Le pouvoir venait « de prescrire la manière et les moyens auxquels les jeunes peuvent recourir pour faire débarquer «les vieux» qui continuent à occuper des postes de responsabilités contre la «logique» du fameux discours du président de la République de «tab edjnana (notre temps est révolu ndlr)». Bouchareb avait été nommé en parallèle coordonateur provisoire du FLN après la démission de Djamel Ould Abbès de son poste de secrétaire général. Le 30 avril 2019, Bouchareb est poussé à la démission de cette coordination pour céder la place au député Mohamed Djemaï « élu » lui SG du parti.

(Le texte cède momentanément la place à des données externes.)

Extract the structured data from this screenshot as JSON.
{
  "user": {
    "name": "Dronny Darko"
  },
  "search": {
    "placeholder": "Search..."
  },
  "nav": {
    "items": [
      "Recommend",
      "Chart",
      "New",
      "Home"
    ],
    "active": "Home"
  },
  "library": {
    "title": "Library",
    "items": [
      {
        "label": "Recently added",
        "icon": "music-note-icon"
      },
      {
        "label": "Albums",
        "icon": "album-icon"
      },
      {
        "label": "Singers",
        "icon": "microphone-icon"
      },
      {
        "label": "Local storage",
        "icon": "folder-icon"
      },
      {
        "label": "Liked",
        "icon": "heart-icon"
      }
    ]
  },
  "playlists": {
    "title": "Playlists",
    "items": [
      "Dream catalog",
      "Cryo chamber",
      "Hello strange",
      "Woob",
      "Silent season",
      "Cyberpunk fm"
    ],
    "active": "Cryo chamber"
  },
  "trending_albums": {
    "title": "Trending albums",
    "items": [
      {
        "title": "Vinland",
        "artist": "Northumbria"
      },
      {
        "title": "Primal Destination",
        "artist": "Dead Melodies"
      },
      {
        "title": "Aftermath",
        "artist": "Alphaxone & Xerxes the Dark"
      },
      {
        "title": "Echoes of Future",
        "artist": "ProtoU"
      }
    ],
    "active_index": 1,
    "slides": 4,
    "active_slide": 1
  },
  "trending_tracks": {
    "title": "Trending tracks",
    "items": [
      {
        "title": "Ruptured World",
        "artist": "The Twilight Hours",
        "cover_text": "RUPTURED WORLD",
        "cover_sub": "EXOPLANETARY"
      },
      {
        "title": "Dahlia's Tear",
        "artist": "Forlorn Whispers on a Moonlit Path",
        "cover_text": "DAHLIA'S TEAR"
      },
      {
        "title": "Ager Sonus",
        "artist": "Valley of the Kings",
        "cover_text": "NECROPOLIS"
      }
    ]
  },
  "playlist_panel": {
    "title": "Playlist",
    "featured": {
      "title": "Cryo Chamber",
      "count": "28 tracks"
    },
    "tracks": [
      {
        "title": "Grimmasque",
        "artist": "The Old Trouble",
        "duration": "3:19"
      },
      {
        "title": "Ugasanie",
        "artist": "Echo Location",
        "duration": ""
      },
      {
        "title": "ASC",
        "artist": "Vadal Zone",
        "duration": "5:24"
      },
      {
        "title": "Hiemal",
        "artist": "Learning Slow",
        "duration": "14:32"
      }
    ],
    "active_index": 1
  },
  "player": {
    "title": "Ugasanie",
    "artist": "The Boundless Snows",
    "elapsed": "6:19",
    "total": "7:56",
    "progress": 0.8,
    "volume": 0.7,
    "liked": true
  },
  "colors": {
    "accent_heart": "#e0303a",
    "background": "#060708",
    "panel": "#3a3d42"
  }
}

Dans l'édition du 4 mai 2019, nous écrivions que « l'arrivée de Mohamed Djemaï à la tête du FLN n'a pas dérogé à la règle de l'urne de l'ombre, des rappels à l'ordre, des intimidations, de l'exclusion, de la marginalisation, du choix imposé sur instruction «d'en haut», d'un resserrement des rangs par opportunisme et par allégeance au plus fort et autres, du discours de jeunes sur un ton de vieux fortement imprégné de la langue de bois et d'un ralliement absurde au pouvoir en place. Tout y est pour que le changement se fasse par une continuité bête et méchante. Les réflexes ont la peau dure ».

L'épisode de Djemaï a été fomenté après que le pouvoir militaire incarné par le général de corps d'armée Ahmed Gaïd Salah, vice ministre de la Défense et chef d'état-major de l'ANP ait pris les commandes du pays et décidé d'appliquer « immédiatement » l'article 102 de la Constitution pour destituer le président Abdelaziz Bouteflika. S'en est suivie la démission de Bouchareb qui avait été obligé de prendre la porte de l'APN le 2 juillet de la même année. Malgré ses vives intentions de le faire, ce n'est pas Djemaï qui va lui succéder mais Slimane Chenine, chef du groupe parlementaire de l'alliance islamiste El Aadala oul Binaa et Ennahda, plutôt connu comme bras droit de Cheikh Mahfoud Nahnah alors président du MSP.

Des scénarii rocambolesques

L'évocation de Saïd Bouhadja même au passé, depuis hier, rappelle indéniablement que l'Algérie n'a jamais réussi à régler la crise institutionnelle qui l'a mine depuis toujours. Beaucoup ont trouvé curieux que Bouhadja ait été hospitalisé à Mustapha et non à l'hôpital militaire de Aïn Naadja où tous les hommes du système politique ont le droit de se soigner. Son décès confirme néanmoins que le lieu d'hospitalisation des uns et des autres n'importe pas, la mort étant un droit imparable à tous. Mais il vient attirer l'attention que le pays n'a toujours pas résolu la lancinante question de la légitimité de ses institutions de premier rang. Les députés de l'APN qui l'ont empêché de terminer son mandat de président continuent d'être sollicités pour voter des projets de lois d'une importance cruciale pour le pays à l'exemple de la Constitution, la loi de finances et le Code pénal. Pourtant, les conditions de leur élection en tant que tels sont non seulement soumises à examen mais condamnées par la justice de Belkacem Zeghmati pour « faux et usage de faux » parce que disent ses responsables «le député Tliba incarcéré a avoué que le siège de député a été vendu à 7 milliards». La preuve de la malversation caractérisée s'applique donc de fait pour la majorité parlementaire que constituent les partis du pouvoir. Le maintien du statut intérimaire de Salah Goudjil en tant que président du Conseil de la Nation est cet autre fait qui laisse perplexe. Bien que la vie prouve à chaque minute que les temps ne sont jamais sûrs, le pouvoir politico-militaire laisse les choses traîner sans complexe. En Algérie, les institutions demeurent otages de bonds décisionnels et de scénarii alambiqués voire rocambolesques qui risquent à chaque fois d'emporter l'Etat et la Nation. Ce risque demeure aujourd'hui entier et menaçant en l'absence du président Tebboune qui est dans l'incapacité d'exercer ses fonctions depuis le 24 octobre dernier, date à laquelle il a connu de sérieux soucis de santé. Personne ne peut assurer son intérim légalement.

A moins de changer de régime politique et de système de gouvernance. Ce que le temps ne permet plus, du moins pour prendre en charge l'actuelle situation politique conformément à la Constitution en vigueur.